The Panjab University Student Council elected for the 2013-14 academic session had got off to a bumpy start with four members representing three different student groups winning the top posts. Two of them, including that of the president, had gone to the National Students Union of India (NSUI), which had been accused of using unfair means to corner them.

However, following the elections, the council members appeared to be working in tandem, though they were find ing it tough to keep the unrealistic promises made by the candidates during campaigning.

Post elections, most of them had remained inactive as they lacked political acumen and leadership qualities. The reason being cited is the one who were elected were “dummy” candidates. Their importance became limited and other prominent party faces again came to the forefront to lead their groups. Senior party leaders blame the trend in student council elections on the Lyngdoh commission due to which students with 80 percent attendance and a criminal past cannot participate in the polls. Most student leaders fail on these parameters. Hence the parties fielded dummy candidates.

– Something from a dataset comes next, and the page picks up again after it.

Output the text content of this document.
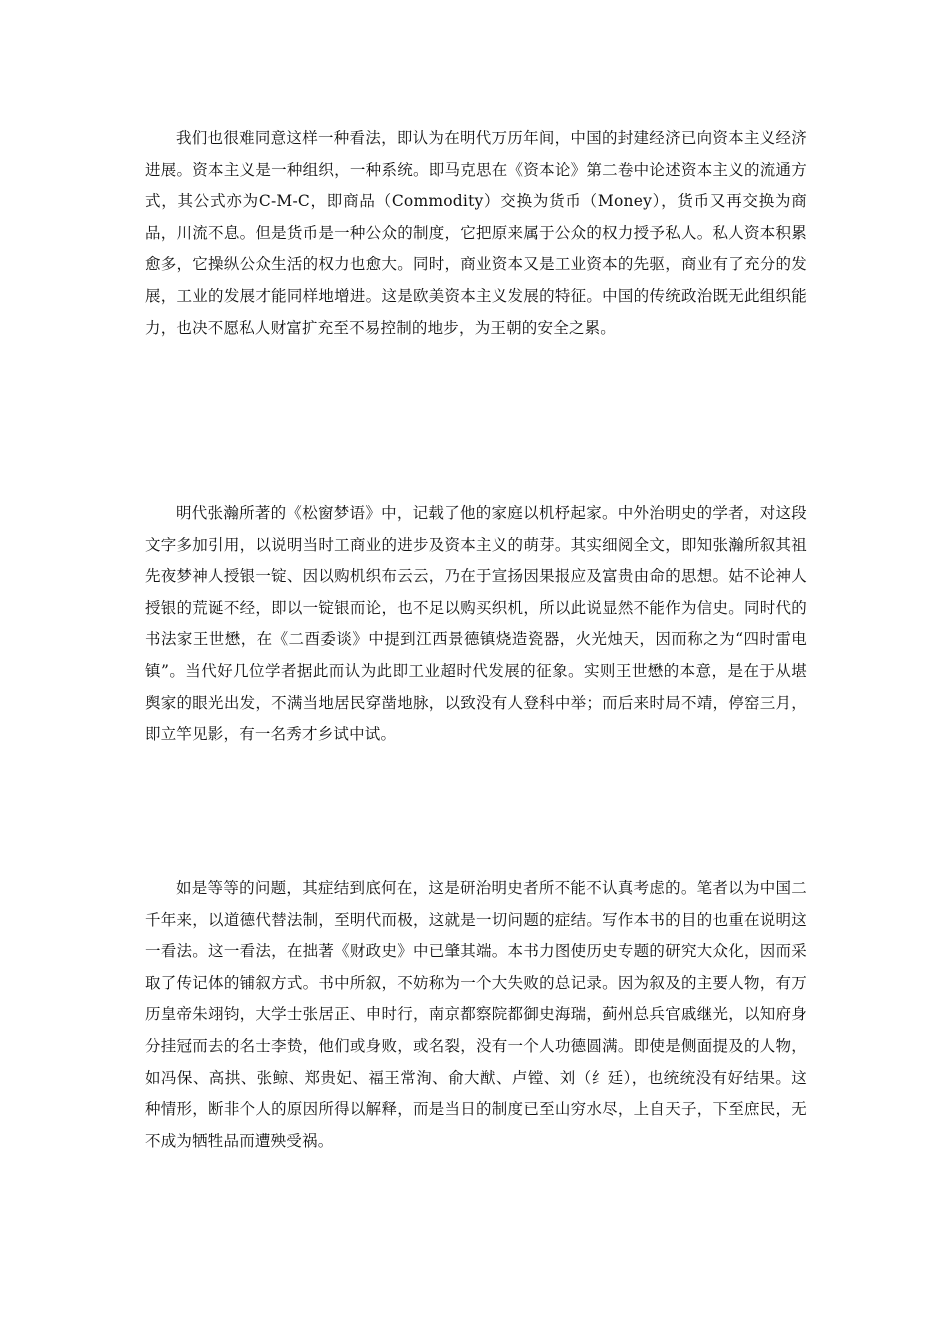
我们也很难同意这样一种看法，即认为在明代万历年间，中国的封建经济已向资本主义经济进展。资本主义是一种组织，一种系统。即马克思在《资本论》第二卷中论述资本主义的流通方式，其公式亦为C-M-C，即商品（Commodity）交换为货币（Money），货币又再交换为商品，川流不息。但是货币是一种公众的制度，它把原来属于公众的权力授予私人。私人资本积累愈多，它操纵公众生活的权力也愈大。同时，商业资本又是工业资本的先驱，商业有了充分的发展，工业的发展才能同样地增进。这是欧美资本主义发展的特征。中国的传统政治既无此组织能力，也决不愿私人财富扩充至不易控制的地步，为王朝的安全之累。

明代张瀚所著的《松窗梦语》中，记载了他的家庭以机杼起家。中外治明史的学者，对这段文字多加引用，以说明当时工商业的进步及资本主义的萌芽。其实细阅全文，即知张瀚所叙其祖先夜梦神人授银一锭、因以购机织布云云，乃在于宣扬因果报应及富贵由命的思想。姑不论神人授银的荒诞不经，即以一锭银而论，也不足以购买织机，所以此说显然不能作为信史。同时代的书法家王世懋，在《二酉委谈》中提到江西景德镇烧造瓷器，火光烛天，因而称之为“四时雷电镇”。当代好几位学者据此而认为此即工业超时代发展的征象。实则王世懋的本意，是在于从堪舆家的眼光出发，不满当地居民穿凿地脉，以致没有人登科中举；而后来时局不靖，停窑三月，即立竿见影，有一名秀才乡试中试。

如是等等的问题，其症结到底何在，这是研治明史者所不能不认真考虑的。笔者以为中国二千年来，以道德代替法制，至明代而极，这就是一切问题的症结。写作本书的目的也重在说明这一看法。这一看法，在拙著《财政史》中已肇其端。本书力图使历史专题的研究大众化，因而采取了传记体的铺叙方式。书中所叙，不妨称为一个大失败的总记录。因为叙及的主要人物，有万历皇帝朱翊钧，大学士张居正、申时行，南京都察院都御史海瑞，蓟州总兵官戚继光，以知府身分挂冠而去的名士李贽，他们或身败，或名裂，没有一个人功德圆满。即使是侧面提及的人物，如冯保、高拱、张鲸、郑贵妃、福王常洵、俞大猷、卢镗、刘（纟廷），也统统没有好结果。这种情形，断非个人的原因所得以解释，而是当日的制度已至山穷水尽，上自天子，下至庶民，无不成为牺牲品而遭殃受祸。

Among others, the major embarrassment for the student council was the PU proposal on hiking tuition fees. The council members had not objected to the proposal despite the PU administration consulting them before sending it to syndicate and senate. However, as some student groups objected to the hike and even ran a campaign against it, the PU had to lower proposed tuition and hostel fees. “This council was no exception since the time Lyngdoh panel’s recommendations have come into force. Rather than council members, power resided with students’ parties’ leaders and many of the council members also appeared disinterested, except one,” said a top official who deals with student affairs.

Khaled Mohammed, a political science professor at PU, said over the years the student council was proving to be not so productive.